Now they're going after Brazil's president-elect, Jair Bolsonaro. According to them, some of Bolsonaro's past remarks warrant severing ties with the massive country he now heads. Fortunately, the people who think this way aren't in charge of Israel's foreign policy. Do they think that close ties with other countries and their leaders mean that we accept everything they say and do? The reality is a little more complicated than that. Bolsonaro likes Israel and wants to learn from us to strengthen his own economy and defense. This ensures robust trade relations between Israel and Brazil.
Unfortunately for the detractors, he also promised to relocate the Brazilian embassy to Jerusalem, without balancing the move out with a payout to the Palestinians. In fact, he spoke harshly of the Palestinians, comparing them to a Colombian terrorist organization. Bolsonaro's critics talk about applying morals to international relations – that would be well and good if those same people hadn't given their seal of approval to the biggest murderer of Jews since the Holocaust – Yasser Arafat – as Israel's partner for peace. So Arafat yes, but Bolsonaro no?

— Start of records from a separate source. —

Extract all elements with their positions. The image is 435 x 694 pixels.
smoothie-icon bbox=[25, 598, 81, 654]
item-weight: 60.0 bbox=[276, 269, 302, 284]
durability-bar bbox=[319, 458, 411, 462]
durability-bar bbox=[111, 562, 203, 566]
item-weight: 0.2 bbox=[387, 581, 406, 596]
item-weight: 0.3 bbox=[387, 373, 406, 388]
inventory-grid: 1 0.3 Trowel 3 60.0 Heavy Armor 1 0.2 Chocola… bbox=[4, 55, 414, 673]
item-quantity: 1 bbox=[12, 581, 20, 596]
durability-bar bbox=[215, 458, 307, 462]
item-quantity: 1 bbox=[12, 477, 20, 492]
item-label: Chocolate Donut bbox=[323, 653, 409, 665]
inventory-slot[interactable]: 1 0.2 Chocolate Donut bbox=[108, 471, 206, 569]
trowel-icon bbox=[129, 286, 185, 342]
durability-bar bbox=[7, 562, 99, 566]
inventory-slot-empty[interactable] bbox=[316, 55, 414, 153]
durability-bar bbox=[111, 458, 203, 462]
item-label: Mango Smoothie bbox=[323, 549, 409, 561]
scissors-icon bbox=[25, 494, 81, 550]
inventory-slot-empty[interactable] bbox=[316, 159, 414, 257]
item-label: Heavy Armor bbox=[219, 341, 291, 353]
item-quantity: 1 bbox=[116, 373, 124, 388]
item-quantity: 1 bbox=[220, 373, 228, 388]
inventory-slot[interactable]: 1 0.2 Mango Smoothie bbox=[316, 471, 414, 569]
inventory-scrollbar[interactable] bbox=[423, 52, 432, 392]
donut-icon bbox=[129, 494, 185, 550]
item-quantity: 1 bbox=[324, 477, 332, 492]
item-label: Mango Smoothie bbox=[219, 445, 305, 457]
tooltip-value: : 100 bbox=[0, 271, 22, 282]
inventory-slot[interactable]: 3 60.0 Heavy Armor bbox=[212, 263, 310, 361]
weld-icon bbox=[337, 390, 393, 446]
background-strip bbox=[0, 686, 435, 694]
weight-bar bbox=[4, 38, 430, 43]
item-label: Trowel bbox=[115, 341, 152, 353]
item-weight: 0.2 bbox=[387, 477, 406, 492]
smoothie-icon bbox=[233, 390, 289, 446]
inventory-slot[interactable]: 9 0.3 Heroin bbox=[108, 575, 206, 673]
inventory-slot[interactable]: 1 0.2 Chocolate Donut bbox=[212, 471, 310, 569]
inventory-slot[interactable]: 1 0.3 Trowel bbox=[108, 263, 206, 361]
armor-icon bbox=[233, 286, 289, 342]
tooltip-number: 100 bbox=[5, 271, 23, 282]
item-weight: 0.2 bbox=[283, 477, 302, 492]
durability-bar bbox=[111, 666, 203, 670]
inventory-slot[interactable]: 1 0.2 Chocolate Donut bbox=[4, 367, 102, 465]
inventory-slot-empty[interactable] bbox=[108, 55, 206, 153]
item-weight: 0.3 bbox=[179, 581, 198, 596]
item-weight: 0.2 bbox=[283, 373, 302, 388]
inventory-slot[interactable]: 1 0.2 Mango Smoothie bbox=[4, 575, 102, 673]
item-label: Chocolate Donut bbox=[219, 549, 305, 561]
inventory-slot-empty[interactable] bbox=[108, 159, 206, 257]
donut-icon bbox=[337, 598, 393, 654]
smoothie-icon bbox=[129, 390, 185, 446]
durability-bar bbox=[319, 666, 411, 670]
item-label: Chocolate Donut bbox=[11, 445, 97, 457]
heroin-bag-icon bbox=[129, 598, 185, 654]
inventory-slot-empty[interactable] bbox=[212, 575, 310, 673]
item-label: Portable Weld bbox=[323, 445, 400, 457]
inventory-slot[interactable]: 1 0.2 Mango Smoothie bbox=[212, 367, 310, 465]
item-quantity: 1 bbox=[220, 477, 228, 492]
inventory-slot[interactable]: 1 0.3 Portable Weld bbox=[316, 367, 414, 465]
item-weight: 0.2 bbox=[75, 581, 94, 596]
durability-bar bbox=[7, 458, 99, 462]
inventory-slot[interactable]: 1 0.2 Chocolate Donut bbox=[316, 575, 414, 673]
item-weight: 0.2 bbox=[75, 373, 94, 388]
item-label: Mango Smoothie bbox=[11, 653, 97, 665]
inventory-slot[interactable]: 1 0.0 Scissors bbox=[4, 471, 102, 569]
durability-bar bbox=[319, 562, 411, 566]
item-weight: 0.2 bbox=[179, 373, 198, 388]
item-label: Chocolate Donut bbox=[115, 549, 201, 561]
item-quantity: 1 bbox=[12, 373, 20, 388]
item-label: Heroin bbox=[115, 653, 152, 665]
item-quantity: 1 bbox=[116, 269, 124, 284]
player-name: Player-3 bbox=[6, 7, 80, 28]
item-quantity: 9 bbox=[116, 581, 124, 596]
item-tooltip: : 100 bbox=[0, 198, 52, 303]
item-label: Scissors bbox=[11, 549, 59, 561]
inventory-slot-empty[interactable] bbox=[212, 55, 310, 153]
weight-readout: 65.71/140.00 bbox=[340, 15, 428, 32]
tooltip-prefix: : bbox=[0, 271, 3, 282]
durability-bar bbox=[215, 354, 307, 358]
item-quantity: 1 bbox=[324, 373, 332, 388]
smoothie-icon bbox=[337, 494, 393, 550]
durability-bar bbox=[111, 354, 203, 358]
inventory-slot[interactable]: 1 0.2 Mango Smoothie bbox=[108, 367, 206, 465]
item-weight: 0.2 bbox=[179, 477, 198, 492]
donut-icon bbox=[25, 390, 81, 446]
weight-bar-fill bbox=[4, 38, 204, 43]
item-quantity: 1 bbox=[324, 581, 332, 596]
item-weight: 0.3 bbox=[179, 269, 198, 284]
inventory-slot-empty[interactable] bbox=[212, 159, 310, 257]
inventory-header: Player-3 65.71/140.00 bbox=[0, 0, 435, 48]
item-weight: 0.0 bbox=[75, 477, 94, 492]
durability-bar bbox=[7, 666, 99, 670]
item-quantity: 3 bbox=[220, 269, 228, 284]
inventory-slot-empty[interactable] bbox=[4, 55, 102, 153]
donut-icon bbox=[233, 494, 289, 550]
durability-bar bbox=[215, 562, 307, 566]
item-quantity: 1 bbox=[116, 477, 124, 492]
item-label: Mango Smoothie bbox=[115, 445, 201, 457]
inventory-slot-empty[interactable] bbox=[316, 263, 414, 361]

And the madness doesn't stop there. On Tuesday we heard the terrible news about the Atar family from Psagot, which was wiped out – both parents and six children – in a horrifying traffic accident. A Haaretz reporter was quick to correct the radio presenters, saying, "I would like to remind everyone – Psagot is not a community, it's a settlement." That was the detail that was important for her to dwell on in the face of the horror. To distinguish the hometown of the victims from the rest of Israel. This comment is equivalent to the distinction between terrorist attacks in Judea and Samaria, which are seen as less serious, and attacks inside the Green Line, because in Judea and Samaria the victims are "just settlers."
The Haaretz reporter who made the unfortunate comment is not an influential voice, but it is her precisely her place in the margins that proves the unbearable lightness within her social circle with which the political story supersedes the human story. Just like in the cases of the previous two writers. They don't see the tragedy. They don't see Jews whose lives were taken. They see a political story that needs to be steered in the "right" direction.
This politicization has taken over Israeli culture and academia and has destroyed them. There is no area that can escape this group's political judgement. Like a fanatic cult, they espouse their moral superiority, comparing it to their political rival's moral corruption. This attitude serves only to increase the public's disdain for them.
Israeli society knows that these accusations are false. We are not racists. Israel's democracy is not in danger of collapse, in fact it is now stronger than the democracies in Europe and the U.S. We didn't murder Rabin. Our values are in no way similar to those of our murderers - be it in Pittsburgh or Toulouse or in Israel. Our people's ancient tradition of expressing remorse – a tradition we have bestowed upon the world – says "we have sinned," not "you have sinned."